Linking genome variation to transcriptional network dynamics in human B cells

将基因组变异与人类 B 细胞转录网络动态联系起来

• 批准号: 10297231
• 负责人: Jishnu Das
• 金额: $ 95万
• 依托单位: UNIVERSITY OF PITTSBURGH AT PITTSBURGH
• 依托单位国家: 美国
• 财政年份: 2021
• 资助国家: 美国
• 起止时间: 2021-08-19 至 2026-05-31
• 项目状态: 未结题
• 来源: https://reporter.nih.gov/project-details/10297231
• 关键词: ATAC-seq; Address; Antibodies; Antibody Affinity; Antibody Repertoire; Autoimmune Diseases; B cell differentiation; B-Lymphocytes; Biological; Catalogs; Cell Line; Cells; Cellular biology; ChIP-seq; Chromatin; Computer Analysis; Coupled; Coupling; Data; Data Set; Disease; Elements; Enhancers; FAIRE sequencing; Gene Expression Profile; Gene Expression Profiling; Generations; Genes; Genetic Recombination; Genetic Transcription; Genome; Genomic approach; Genomics; Health; Hi-C; Human; Human Genome; Human Herpesvirus 4; Immune System Diseases; Immune system; Immunologist; Insulin-Dependent Diabetes Mellitus; Libraries; Light; Link; Linkage Disequilibrium; Machine Learning; Mammalian Cell; Maps; Modeling; Mus; Network-based; Output; Patients; Plasma Cells; Regulation; Regulator Genes; Resolution; Rest; Signal Transduction; Structure; System; Systemic Lupus Erythematosus; Testing; Training; Transcriptional Regulation; Untranslated RNA; Vaccines; Variant; base; biobank; cell type; experimental analysis; functional genomics; genetic regulatory protein; genetic variant; genome editing; genome wide association study; genomic profiles; genomic variation; next generation; novel; pathogen; promoter; response; screening; structural genomics; success; transcription factor; transcriptome sequencing; vaccine response

B cells of the immune system are a leading model for the analysis of gene regulatory networks (GRNs) and cell type specific transcriptional control mechanisms. They represent a featured mammalian cell state in the ENCODE project for in depth chromatin and transcription factor profiling.

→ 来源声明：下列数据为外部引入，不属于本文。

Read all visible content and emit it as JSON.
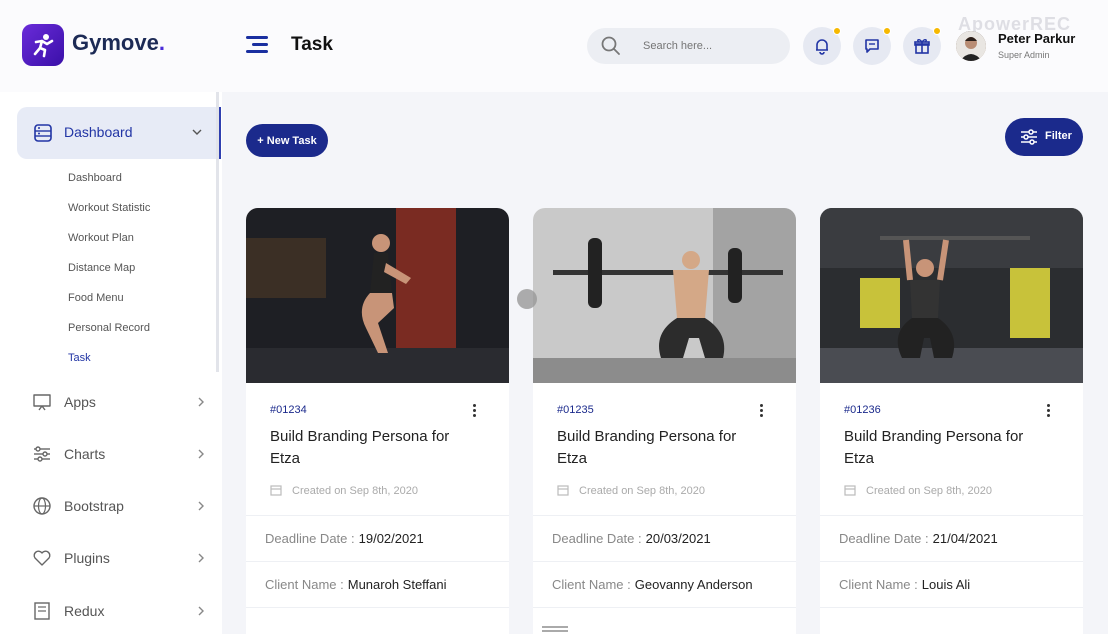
{
  "brand": {
    "name": "Gymove",
    "dot": "."
  },
  "header": {
    "title": "Task",
    "search_placeholder": "Search here...",
    "user_name": "Peter Parkur",
    "user_role": "Super Admin",
    "watermark": "ApowerREC"
  },
  "sidebar": {
    "dashboard_label": "Dashboard",
    "sub_items": [
      "Dashboard",
      "Workout Statistic",
      "Workout Plan",
      "Distance Map",
      "Food Menu",
      "Personal Record",
      "Task"
    ],
    "active_sub": "Task",
    "items": [
      {
        "label": "Apps",
        "icon": "monitor-icon"
      },
      {
        "label": "Charts",
        "icon": "sliders-icon"
      },
      {
        "label": "Bootstrap",
        "icon": "globe-icon"
      },
      {
        "label": "Plugins",
        "icon": "heart-icon"
      },
      {
        "label": "Redux",
        "icon": "document-icon"
      }
    ]
  },
  "toolbar": {
    "new_task_label": "+ New Task",
    "filter_label": "Filter"
  },
  "cards": [
    {
      "id": "#01234",
      "title": "Build Branding Persona for Etza",
      "created": "Created on Sep 8th, 2020",
      "deadline_label": "Deadline Date :",
      "deadline": "19/02/2021",
      "client_label": "Client Name :",
      "client": "Munaroh Steffani"
    },
    {
      "id": "#01235",
      "title": "Build Branding Persona for Etza",
      "created": "Created on Sep 8th, 2020",
      "deadline_label": "Deadline Date :",
      "deadline": "20/03/2021",
      "client_label": "Client Name :",
      "client": "Geovanny Anderson"
    },
    {
      "id": "#01236",
      "title": "Build Branding Persona for Etza",
      "created": "Created on Sep 8th, 2020",
      "deadline_label": "Deadline Date :",
      "deadline": "21/04/2021",
      "client_label": "Client Name :",
      "client": "Louis Ali"
    }
  ],
  "colors": {
    "primary": "#1b2a8c",
    "accent": "#2235a5",
    "notification": "#f6b800"
  }
}
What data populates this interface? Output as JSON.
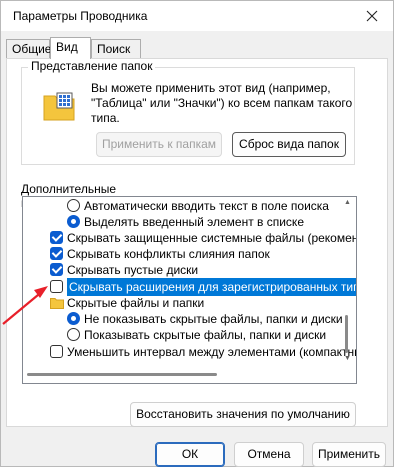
{
  "window": {
    "title": "Параметры Проводника"
  },
  "tabs": [
    {
      "label": "Общие",
      "active": false
    },
    {
      "label": "Вид",
      "active": true
    },
    {
      "label": "Поиск",
      "active": false
    }
  ],
  "folder_views": {
    "title": "Представление папок",
    "description": "Вы можете применить этот вид (например, \"Таблица\" или \"Значки\") ко всем папкам такого типа.",
    "apply_button": "Применить к папкам",
    "reset_button": "Сброс вида папок"
  },
  "advanced": {
    "label": "Дополнительные параметры:",
    "items": [
      {
        "kind": "radio",
        "checked": false,
        "text": "Автоматически вводить текст в поле поиска"
      },
      {
        "kind": "radio",
        "checked": true,
        "text": "Выделять введенный элемент в списке"
      },
      {
        "kind": "checkbox",
        "checked": true,
        "text": "Скрывать защищенные системные файлы (рекомен,"
      },
      {
        "kind": "checkbox",
        "checked": true,
        "text": "Скрывать конфликты слияния папок"
      },
      {
        "kind": "checkbox",
        "checked": true,
        "text": "Скрывать пустые диски"
      },
      {
        "kind": "checkbox",
        "checked": false,
        "selected": true,
        "text": "Скрывать расширения для зарегистрированных типо"
      },
      {
        "kind": "folder",
        "text": "Скрытые файлы и папки"
      },
      {
        "kind": "radio",
        "checked": true,
        "text": "Не показывать скрытые файлы, папки и диски"
      },
      {
        "kind": "radio",
        "checked": false,
        "text": "Показывать скрытые файлы, папки и диски"
      },
      {
        "kind": "checkbox",
        "checked": false,
        "text": "Уменьшить интервал между элементами (компактны"
      }
    ]
  },
  "restore_button": "Восстановить значения по умолчанию",
  "footer": {
    "ok": "ОК",
    "cancel": "Отмена",
    "apply": "Применить"
  },
  "colors": {
    "accent": "#0078d7",
    "check": "#0b5cd0",
    "annotation_arrow": "#e8202a"
  },
  "icons": [
    "close-icon",
    "folder-view-icon",
    "folder-icon",
    "annotation-arrow"
  ]
}
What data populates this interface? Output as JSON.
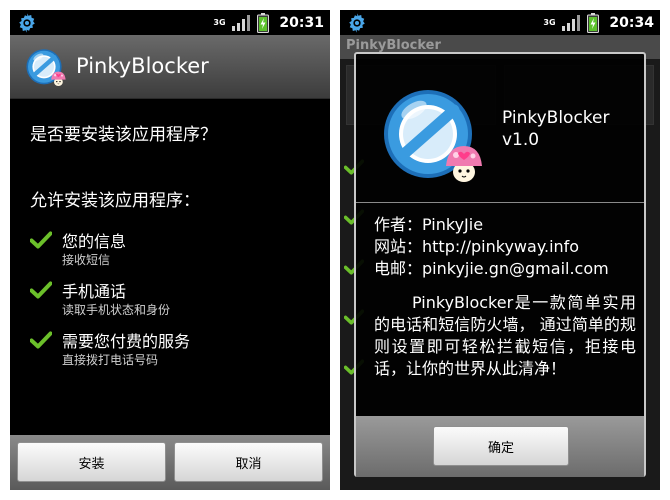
{
  "left_screen": {
    "status": {
      "network": "3G",
      "time": "20:31"
    },
    "title": "PinkyBlocker",
    "question": "是否要安装该应用程序？",
    "permissions_heading": "允许安装该应用程序：",
    "permissions": [
      {
        "title": "您的信息",
        "detail": "接收短信"
      },
      {
        "title": "手机通话",
        "detail": "读取手机状态和身份"
      },
      {
        "title": "需要您付费的服务",
        "detail": "直接拨打电话号码"
      }
    ],
    "install_label": "安装",
    "cancel_label": "取消"
  },
  "right_screen": {
    "status": {
      "network": "3G",
      "time": "20:34"
    },
    "background_title": "PinkyBlocker",
    "dialog": {
      "app_name": "PinkyBlocker",
      "version": "v1.0",
      "author": "作者：PinkyJie",
      "website": "网站：http://pinkyway.info",
      "email": "电邮：pinkyjie.gn@gmail.com",
      "description": "PinkyBlocker是一款简单实用的电话和短信防火墙， 通过简单的规则设置即可轻松拦截短信，拒接电话，让你的世界从此清净！",
      "ok_label": "确定"
    }
  },
  "colors": {
    "check_green": "#6bbf2a",
    "logo_blue": "#2a8fd8",
    "mushroom_pink": "#f07ab0"
  },
  "icons": [
    "gear-icon",
    "signal-icon",
    "battery-icon",
    "check-icon",
    "app-logo-icon"
  ]
}
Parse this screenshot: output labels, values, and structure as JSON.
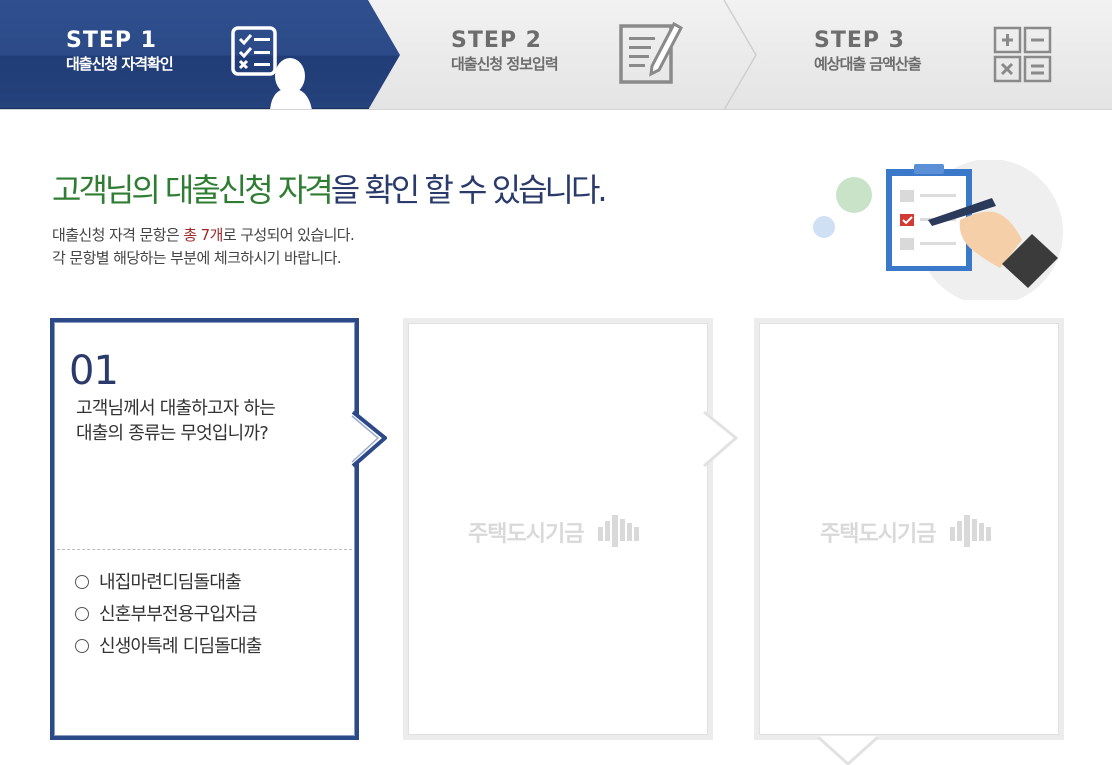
{
  "steps": [
    {
      "label": "STEP 1",
      "sub": "대출신청 자격확인",
      "active": true
    },
    {
      "label": "STEP 2",
      "sub": "대출신청 정보입력",
      "active": false
    },
    {
      "label": "STEP 3",
      "sub": "예상대출 금액산출",
      "active": false
    }
  ],
  "heading": {
    "green": "고객님의 대출신청 자격",
    "rest": "을 확인 할 수 있습니다."
  },
  "description": {
    "line1_pre": "대출신청 자격 문항은 ",
    "line1_highlight": "총 7개",
    "line1_post": "로 구성되어 있습니다.",
    "line2": "각 문항별 해당하는 부분에 체크하시기 바랍니다."
  },
  "question": {
    "number": "01",
    "line1": "고객님께서 대출하고자 하는",
    "line2": "대출의 종류는 무엇입니까?",
    "options": [
      "내집마련디딤돌대출",
      "신혼부부전용구입자금",
      "신생아특례 디딤돌대출"
    ]
  },
  "placeholder_cards": [
    {
      "watermark": "주택도시기금"
    },
    {
      "watermark": "주택도시기금"
    }
  ],
  "colors": {
    "brand_navy": "#2b4a87",
    "heading_green": "#2f7d32",
    "highlight_red": "#a02a2a"
  }
}
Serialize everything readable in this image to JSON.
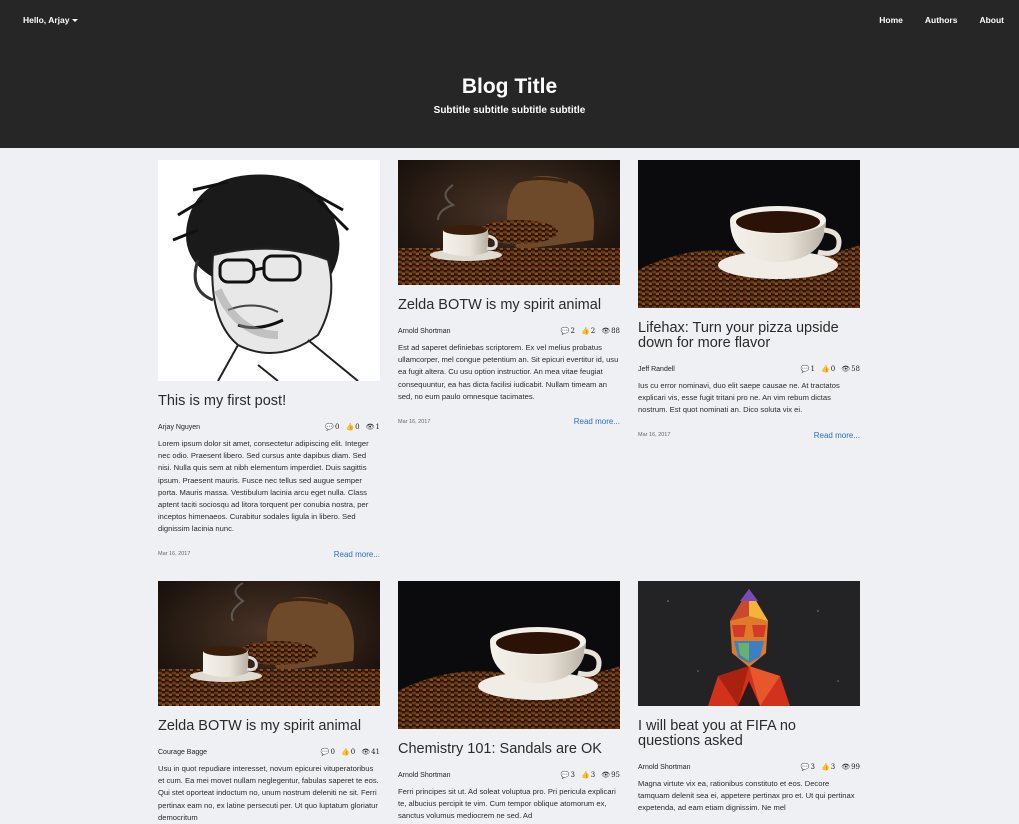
{
  "header": {
    "user_greeting": "Hello, Arjay",
    "nav": [
      "Home",
      "Authors",
      "About"
    ],
    "title": "Blog Title",
    "subtitle": "Subtitle subtitle subtitle subtitle"
  },
  "posts": [
    {
      "title": "This is my first post!",
      "author": "Arjay Nguyen",
      "comments": "0",
      "likes": "0",
      "views": "1",
      "excerpt": "Lorem ipsum dolor sit amet, consectetur adipiscing elit. Integer nec odio. Praesent libero. Sed cursus ante dapibus diam. Sed nisi. Nulla quis sem at nibh elementum imperdiet. Duis sagittis ipsum. Praesent mauris. Fusce nec tellus sed augue semper porta. Mauris massa. Vestibulum lacinia arcu eget nulla. Class aptent taciti sociosqu ad litora torquent per conubia nostra, per inceptos himenaeos. Curabitur sodales ligula in libero. Sed dignissim lacinia nunc.",
      "date": "Mar 16, 2017",
      "read_more": "Read more...",
      "image": "sketch-portrait"
    },
    {
      "title": "Zelda BOTW is my spirit animal",
      "author": "Arnold Shortman",
      "comments": "2",
      "likes": "2",
      "views": "88",
      "excerpt": "Est ad saperet definiebas scriptorem. Ex vel melius probatus ullamcorper, mel congue petentium an. Sit epicuri evertitur id, usu ea fugit altera. Cu usu option instructior. An mea vitae feugiat consequuntur, ea has dicta facilisi iudicabit. Nullam timeam an sed, no eum paulo omnesque tacimates.",
      "date": "Mar 16, 2017",
      "read_more": "Read more...",
      "image": "coffee-sack"
    },
    {
      "title": "Lifehax: Turn your pizza upside down for more flavor",
      "author": "Jeff Randell",
      "comments": "1",
      "likes": "0",
      "views": "58",
      "excerpt": "Ius cu error nominavi, duo elit saepe causae ne. At tractatos explicari vis, esse fugit tritani pro ne. An vim rebum dictas nostrum. Est quot nominati an. Dico soluta vix ei.",
      "date": "Mar 16, 2017",
      "read_more": "Read more...",
      "image": "coffee-cup"
    },
    {
      "title": "Zelda BOTW is my spirit animal",
      "author": "Courage Bagge",
      "comments": "0",
      "likes": "0",
      "views": "41",
      "excerpt": "Usu in quot repudiare interesset, novum epicurei vituperatoribus et cum. Ea mei movet nullam neglegentur, fabulas saperet te eos. Qui stet oporteat indoctum no, unum nostrum deleniti ne sit. Ferri pertinax eam no, ex latine persecuti per. Ut quo luptatum gloriatur democritum",
      "image": "coffee-sack"
    },
    {
      "title": "Chemistry 101: Sandals are OK",
      "author": "Arnold Shortman",
      "comments": "3",
      "likes": "3",
      "views": "95",
      "excerpt": "Ferri principes sit ut. Ad soleat voluptua pro. Pri pericula explicari te, albucius percipit te vim. Cum tempor oblique atomorum ex, sanctus volumus mediocrem ne sed. Ad",
      "image": "coffee-cup"
    },
    {
      "title": "I will beat you at FIFA no questions asked",
      "author": "Arnold Shortman",
      "comments": "3",
      "likes": "3",
      "views": "99",
      "excerpt": "Magna virtute vix ea, rationibus constituto et eos. Decore tamquam delenit sea ei, appetere pertinax pro et. Ut qui pertinax expetenda, ad eam etiam dignissim. Ne mel",
      "image": "polygon-starlord"
    }
  ]
}
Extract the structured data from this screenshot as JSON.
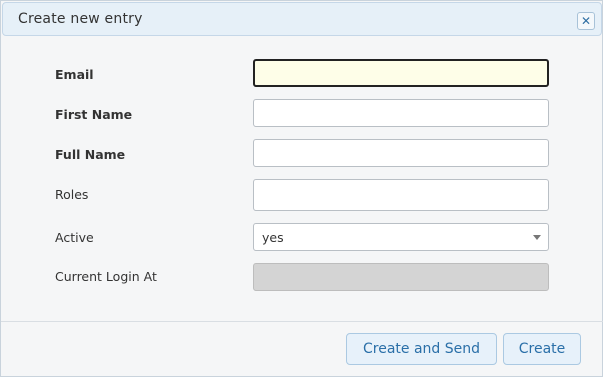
{
  "dialog": {
    "title": "Create new entry",
    "close_icon": "close-icon"
  },
  "form": {
    "fields": [
      {
        "label": "Email",
        "value": "",
        "state": "focused"
      },
      {
        "label": "First Name",
        "value": ""
      },
      {
        "label": "Full Name",
        "value": ""
      },
      {
        "label": "Roles",
        "value": ""
      },
      {
        "label": "Active",
        "value": "yes"
      },
      {
        "label": "Current Login At",
        "value": "",
        "state": "disabled"
      }
    ]
  },
  "buttons": {
    "create_and_send": "Create and Send",
    "create": "Create"
  }
}
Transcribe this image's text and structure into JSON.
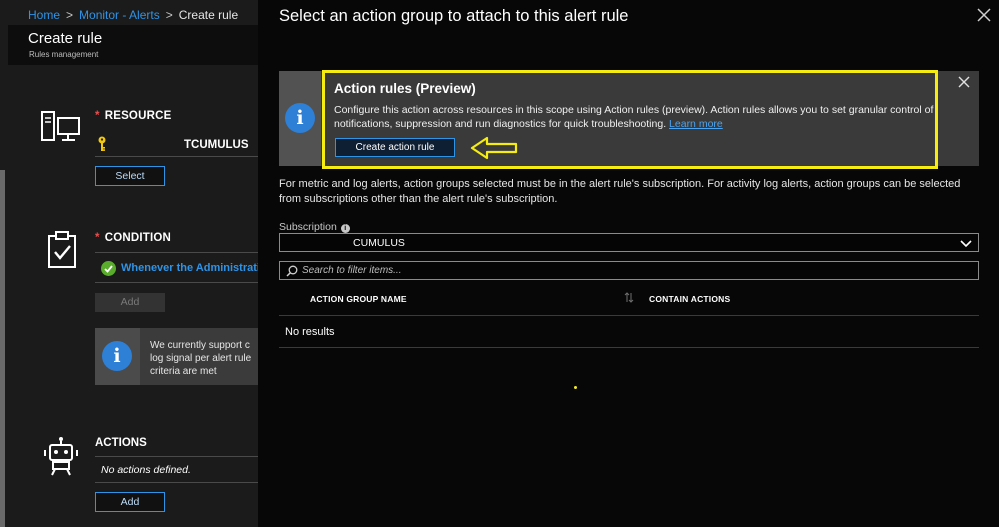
{
  "breadcrumb": [
    {
      "label": "Home"
    },
    {
      "label": "Monitor - Alerts"
    },
    {
      "label": "Create rule"
    }
  ],
  "left_blade": {
    "title": "Create rule",
    "subtitle": "Rules management",
    "resource": {
      "required_marker": "*",
      "label": "RESOURCE",
      "name": "TCUMULUS",
      "select_label": "Select",
      "icon": "server-icon"
    },
    "condition": {
      "required_marker": "*",
      "label": "CONDITION",
      "item": "Whenever the Administrati",
      "add_label": "Add",
      "icon": "clipboard-check-icon",
      "info_lines": [
        "We currently support c",
        "log signal per alert rule",
        "criteria are met"
      ]
    },
    "actions": {
      "label": "ACTIONS",
      "empty": "No actions defined.",
      "add_label": "Add",
      "icon": "robot-icon"
    }
  },
  "right_blade": {
    "title": "Select an action group to attach to this alert rule",
    "banner": {
      "title": "Action rules (Preview)",
      "text": "Configure this action across resources in this scope using Action rules (preview). Action rules allows you to set granular control of notifications, suppression and run diagnostics for quick troubleshooting.",
      "link": "Learn more",
      "button_label": "Create action rule"
    },
    "description": "For metric and log alerts, action groups selected must be in the alert rule's subscription. For activity log alerts, action groups can be selected from subscriptions other than the alert rule's subscription.",
    "subscription": {
      "label": "Subscription",
      "value": "CUMULUS"
    },
    "search": {
      "placeholder": "Search to filter items..."
    },
    "table": {
      "columns": [
        "ACTION GROUP NAME",
        "CONTAIN ACTIONS"
      ],
      "empty": "No results"
    }
  },
  "colors": {
    "accent": "#2f93e6",
    "highlight": "#f5ec12",
    "success": "#5aad2c",
    "required": "#e84e4e"
  }
}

Furthermore, the loci encoding the antibody heavy and light chain genes (IgH and IgL) have been used to uncover novel mechanisms of somatic DNA recombination and hypermutation that enable the generation of highly diverse antibody repertoires and affinity maturation in response to pathogen encounters or vaccines. Importantly, variation in the human B cell regulatory genome has been associated with autoimmune diseases and vaccine responses. In spite of these impressive advances, there has not been a comprehensive attempt to delineate the cis-regulome of primary human B cells in their resting, activated and terminally differentiated states or to assemble a signaling induced gene regulatory network that controls the activation dynamics and differentiation of B cells. This has impeded efforts to systematically analyze the consequences of genomic variation on the structure and temporal dynamics of the underlying B cell regulatory network in human health and disease. Based on our success in assembling the first comprehensive cis-regulome for primary murine B cells by coupling structural and functional genomics, an inter-disciplinary team is proposing to address the two major challenges highlighted above for human B cells. Thus, we hope to advance a generalizable framework for analyzing the causal connections between human genome variation and dynamic gene network regulation in diverse biological contexts.

免疫系统的B细胞是分析基因调控网络的主要模型。 (GRN)和细胞类型特定的转录调控机制。他们代表了一种特色 哺乳动物细胞在深度染色质和转录因子编码计划中的状态 侧写。此外，编码抗体重链和轻链基因(IgH和IGL)的基因座 已被用来揭示体细胞DNA重组和超突变的新机制 能够产生高度多样化的抗体谱系和亲和力成熟 对病原体或疫苗的反应。重要的是，人类B细胞的变异 调节基因组与自身免疫性疾病和疫苗反应有关。在……里面 尽管取得了这些令人印象深刻的进展，但还没有全面的尝试 人原代B细胞在静息、激活和激活状态下的顺式调控组 终末分化状态或组装信号诱导的基因调控 控制B细胞的激活动态和分化的网络。这有 阻碍了系统分析基因组变异对人类健康的影响 人类基本B细胞调控网络的结构和时间动力学 健康和疾病。基于我们成功组装了第一个全面的顺式调控组 通过耦合结构和功能基因组学对原代小鼠B细胞，一个跨学科的 该团队建议解决上述人类B细胞面临的两大挑战。因此， 我们希望提出一个分析两者之间因果关系的通用框架。 不同生物背景下的人类基因组变异和动态基因网络调控。